I printed a non-negated (and unfortunately mirrored, a mistake) plot on glossy paper using a laser toner printer.
I ironed the paper onto the copper-clad board,
...and dissolved off the paper over 30 minutes in some warm water. You have to get everything off, even the white paper haze that might find itself between pins and traces that will otherwise prevent the etchant. Noticed I failed to do this on the right, where the RP2040-zero mounts.
Then I set the board in Ferric Chloride and gently agitated it for 10-15 minutes outside. If I had made most of the board the ground plane, it would have gone a lot faster because less copper would have needed to dissolve away.
It turned out pretty well, but notice there was still some copper between the pads on the top of the board.
So I wiped the remaining toner off with acetone and popped some holes in using a very small 0.8mm endmill. In retrospect I should have made the copper pads larger, because I drilled out most of the copper even with my smallest endmill. I also drilled out a hole for the underside of the rp2040-zero board, which although it has castellated edges, cannot be set flat on a board without cutting away the board beneath it. Then I began soldering components. Again, in hindsight, my traces should have been on the opposite side of the board as my components, because they were extremely challenging to solder because the pads were directly beneath. In the future, traces should be on the background copper face if the components will be mounted on the top, and that would not have required that I even mirror the board plot in the first place.
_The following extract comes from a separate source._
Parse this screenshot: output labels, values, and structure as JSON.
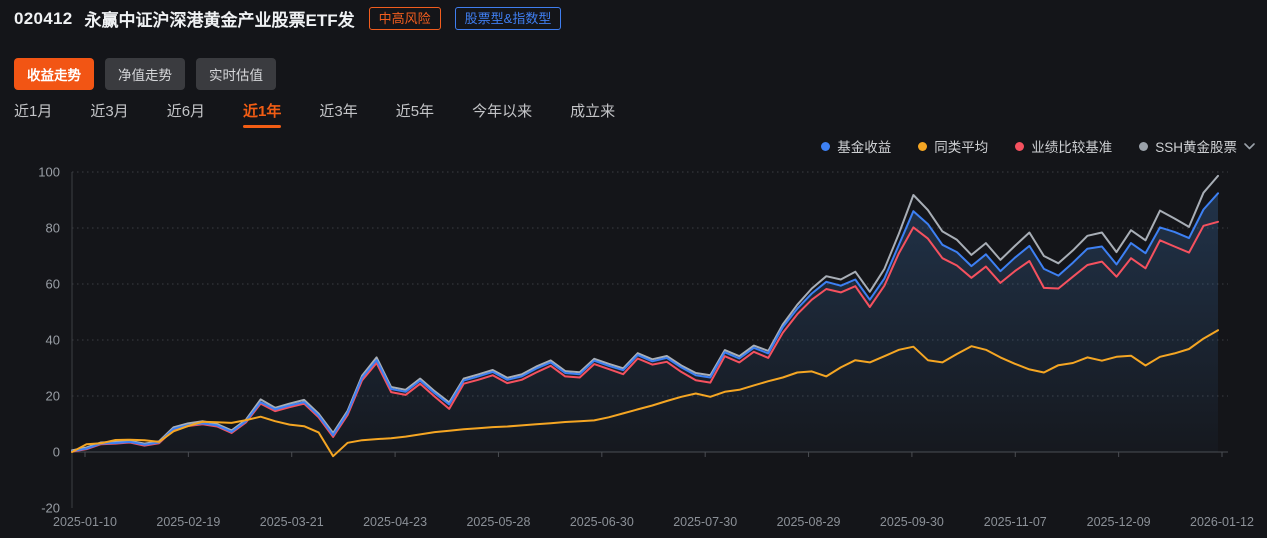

I could have also toner-transferred some nice-looking component labels and even a part number if I had set the traces on the opposite side as the components. Either way, this investigation was a learning experience, so I don't mind the soldering challenge and all the other added complexity.
The photos below show the final product which actually works well as an Atmega328P programmer; I tested several blink programs. The rows of header pins also almost make this into an Arduino-like devboard, though it lacks any external oscillator or other peripherals. I did have to shave down the bottom of my USB-C cable so it could come in flush. A lot about this whole project could be improved significantly, but I had a lot of fun with it. This investigation was a massive success, and we did barely manage to complete it on schedule.